Anpassungen im Untertagebetrieb
Auch im Abbau selbst wurden Änderungen vorgenommen. So habe das Unternehmen die Sprengmuster und die eingesetzten Sprengstoffmengen angepasst. Ziel sei es, Verluste durch zu starke Sprengungen zu vermeiden und möglichst wenig wertvolles Erz zu beschädigen. Gleichzeitig wurde der Transport des Materials von den Abbaubereichen zur Aufbereitungsanlage effizienter organisiert. Diese Maßnahmen sollen dazu beitragen, dass der Anteil des tatsächlich goldhaltigen Materials in der Verarbeitung steigt.

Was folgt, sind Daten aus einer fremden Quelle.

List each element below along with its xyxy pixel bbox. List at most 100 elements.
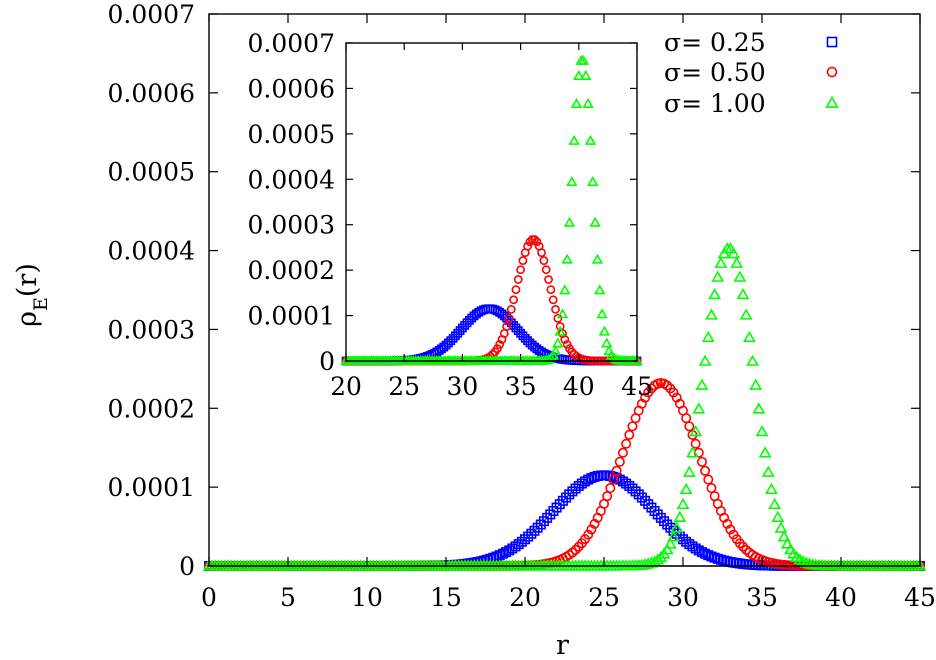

Management sieht Projekt auf Kurs
Der Managing Director und CEO Timothy Hosking erklärte laut Unternehmensangaben, dass sich Produktion, Erzgehalt und metallurgische Ausbeute inzwischen deutlich verbessert hätten. Dadurch würden auch die Einnahmen aus dem Goldverkauf steigen. Obwohl die aktuellen Umsätze noch vergleichsweise gering seien, hätten die in den vergangenen Monaten umgesetzten Effizienzmaßnahmen das Vertrauen gestärkt, dass das Santa-Barbara-Projekt bald einen positiven operativen Cashflow erreichen könne. Für die vollständige Mechanisierung seien zudem nur begrenzte zusätzliche Investitionen notwendig, da die meisten Anlagen bereits vor Ort seien.
Ausblick
In den kommenden Monaten will das Unternehmen die Abbaumethoden weiter optimieren und verstärkt auf selektiven Abbau hochgradiger Erzbereiche setzen. Parallel dazu sollen zusätzliche Untersuchungen durchgeführt werden, um das geologische Potenzial des Gebiets besser zu verstehen. Sollten sich die bisherigen Hinweise bestätigen, könnte das Santa-Barbara-Projekt Teil eines größeren mineralisierten Systems sein. Für Aguia Resources würde dies neue Perspektiven für Exploration und mögliche Erweiterungen eröffnen.